Open artboard-studio opened 7 years ago

artboard-studio commented 7 years ago

Hi, I hope there is still someone here to answer some questions if so, thank you in advance.

I am using the glfx.js library in order to use matrix transformation to create the perspective effect for my images. In my app, the system works just like photoshop's smart objects (where you render a flat image and get perspective results after render)

My issue is that if the resulting image that I want after the transformation applied to the image, is bigger than the original image (happens if you rotate the image) then the WebGL canvas is going to crop my image.

Look at the following fiddle: https://jsfiddle.net/human_a/o4yrheeq/

Any ideas on how we can make the WebGL canvas fit the rotated image (and not make the image smaller) or somehow extract the whole image instead of the cropped one?

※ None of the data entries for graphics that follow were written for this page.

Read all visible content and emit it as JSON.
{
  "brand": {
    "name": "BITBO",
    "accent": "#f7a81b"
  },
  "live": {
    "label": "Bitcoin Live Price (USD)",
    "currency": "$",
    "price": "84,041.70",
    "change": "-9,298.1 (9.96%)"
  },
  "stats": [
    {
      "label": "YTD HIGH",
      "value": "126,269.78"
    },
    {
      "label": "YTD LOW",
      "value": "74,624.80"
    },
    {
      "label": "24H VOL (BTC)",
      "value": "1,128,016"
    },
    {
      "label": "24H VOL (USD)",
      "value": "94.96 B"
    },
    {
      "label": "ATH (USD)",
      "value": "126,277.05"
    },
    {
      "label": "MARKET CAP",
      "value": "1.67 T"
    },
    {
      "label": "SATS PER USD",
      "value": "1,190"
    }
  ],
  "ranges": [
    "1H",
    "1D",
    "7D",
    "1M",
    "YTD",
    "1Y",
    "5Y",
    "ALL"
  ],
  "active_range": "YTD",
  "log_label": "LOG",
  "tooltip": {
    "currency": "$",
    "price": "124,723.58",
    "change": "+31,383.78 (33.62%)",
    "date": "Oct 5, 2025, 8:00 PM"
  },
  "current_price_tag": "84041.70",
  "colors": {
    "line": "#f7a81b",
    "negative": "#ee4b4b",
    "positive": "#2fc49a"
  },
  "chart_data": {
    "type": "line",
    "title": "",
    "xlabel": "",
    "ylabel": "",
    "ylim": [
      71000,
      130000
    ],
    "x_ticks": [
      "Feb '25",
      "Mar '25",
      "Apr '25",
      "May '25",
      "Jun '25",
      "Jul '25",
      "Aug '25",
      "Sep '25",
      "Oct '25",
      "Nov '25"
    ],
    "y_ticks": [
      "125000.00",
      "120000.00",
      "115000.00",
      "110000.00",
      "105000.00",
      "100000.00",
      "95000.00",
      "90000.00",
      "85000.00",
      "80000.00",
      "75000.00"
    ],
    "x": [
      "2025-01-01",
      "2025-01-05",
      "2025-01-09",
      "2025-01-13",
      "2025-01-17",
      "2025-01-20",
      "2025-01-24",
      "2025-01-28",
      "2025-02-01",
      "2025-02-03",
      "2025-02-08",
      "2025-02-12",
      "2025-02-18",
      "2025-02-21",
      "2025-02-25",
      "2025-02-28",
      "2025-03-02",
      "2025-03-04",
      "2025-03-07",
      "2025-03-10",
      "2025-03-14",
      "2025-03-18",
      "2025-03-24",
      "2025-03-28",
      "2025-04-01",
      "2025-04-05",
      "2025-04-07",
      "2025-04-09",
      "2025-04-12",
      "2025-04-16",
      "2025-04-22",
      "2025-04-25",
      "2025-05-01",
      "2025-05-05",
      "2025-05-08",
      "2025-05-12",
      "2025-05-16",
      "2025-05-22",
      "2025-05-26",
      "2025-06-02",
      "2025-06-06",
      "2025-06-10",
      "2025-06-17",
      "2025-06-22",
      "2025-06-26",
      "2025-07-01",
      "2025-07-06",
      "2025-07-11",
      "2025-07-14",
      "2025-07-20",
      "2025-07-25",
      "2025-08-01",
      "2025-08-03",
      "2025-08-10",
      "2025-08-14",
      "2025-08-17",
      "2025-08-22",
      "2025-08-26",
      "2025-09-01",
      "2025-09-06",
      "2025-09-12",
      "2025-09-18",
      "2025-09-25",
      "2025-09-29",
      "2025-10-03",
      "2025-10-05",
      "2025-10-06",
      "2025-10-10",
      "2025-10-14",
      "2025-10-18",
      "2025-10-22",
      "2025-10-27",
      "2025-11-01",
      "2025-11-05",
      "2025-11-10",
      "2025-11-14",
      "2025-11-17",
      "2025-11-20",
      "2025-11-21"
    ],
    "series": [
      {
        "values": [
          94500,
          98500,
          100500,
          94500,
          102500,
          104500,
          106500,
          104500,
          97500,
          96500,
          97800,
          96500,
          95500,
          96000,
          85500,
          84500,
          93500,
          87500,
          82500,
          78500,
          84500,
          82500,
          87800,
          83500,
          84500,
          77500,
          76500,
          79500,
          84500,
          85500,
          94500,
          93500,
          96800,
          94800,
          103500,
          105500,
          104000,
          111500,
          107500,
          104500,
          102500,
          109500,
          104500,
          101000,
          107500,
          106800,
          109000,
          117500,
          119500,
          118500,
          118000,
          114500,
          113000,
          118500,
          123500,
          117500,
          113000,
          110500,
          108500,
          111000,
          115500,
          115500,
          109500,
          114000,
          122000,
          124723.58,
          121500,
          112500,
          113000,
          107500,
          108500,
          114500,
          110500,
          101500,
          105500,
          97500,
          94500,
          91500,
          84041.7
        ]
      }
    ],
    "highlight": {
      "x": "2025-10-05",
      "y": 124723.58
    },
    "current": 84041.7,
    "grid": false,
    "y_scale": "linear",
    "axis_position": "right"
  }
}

ebombme commented 6 years ago

I'm running into this issue also when I use perspective to enlarge an image. No matter what I do, expanding the canvas to allow for a larger image always cuts off at the limits of the original size of the canvas. I have double-checked to be sure my canvas size is increased. I am setting the increased canvas size by calling the webgl context and setting

context.canvas.width = imgX;
context.canvas.height = imgY;
artboard-studio commented 6 years ago

I put this on bounty almost a year ago, and even though after a while I had to change to approach and ended up paying a webGL pro to write me a custom lib, I found this answer helpful. Maybe it will help you as well

https://stackoverflow.com/questions/41824600/webgl-glfx-js-matrix-transform-perspective-crops-the-image-if-it-rotates#41874916-only-allow-inform-moderator-flagging

ebombme commented 6 years ago

Thanks for the tip. Unfortunately, I had already seen that solution and tried to implement it. It still clips my image for whatever reason. I think it has something to do with the order of when the canvas is resized, but I haven't been able to put my finger on exactly where that should go. Nonetheless, I do appreciate the help!

ebombme commented 6 years ago

I found a workaround solution to be that I had to re-initialize the canvas with the JavaScript Image (that becomes the texture) object already enlarged (or shrunk) to the computed size of the new texture. Stepping through the code, it looks like glfx.js will not enlarge a canvas or the drawbuffer when the size increases. You have to start out with your image object that you are using as a texture being larger to begin with to get glfx to initialize a canvas with that size. Otherwise, it just uses the original texture size it was provided, and will not grow or shrink to match.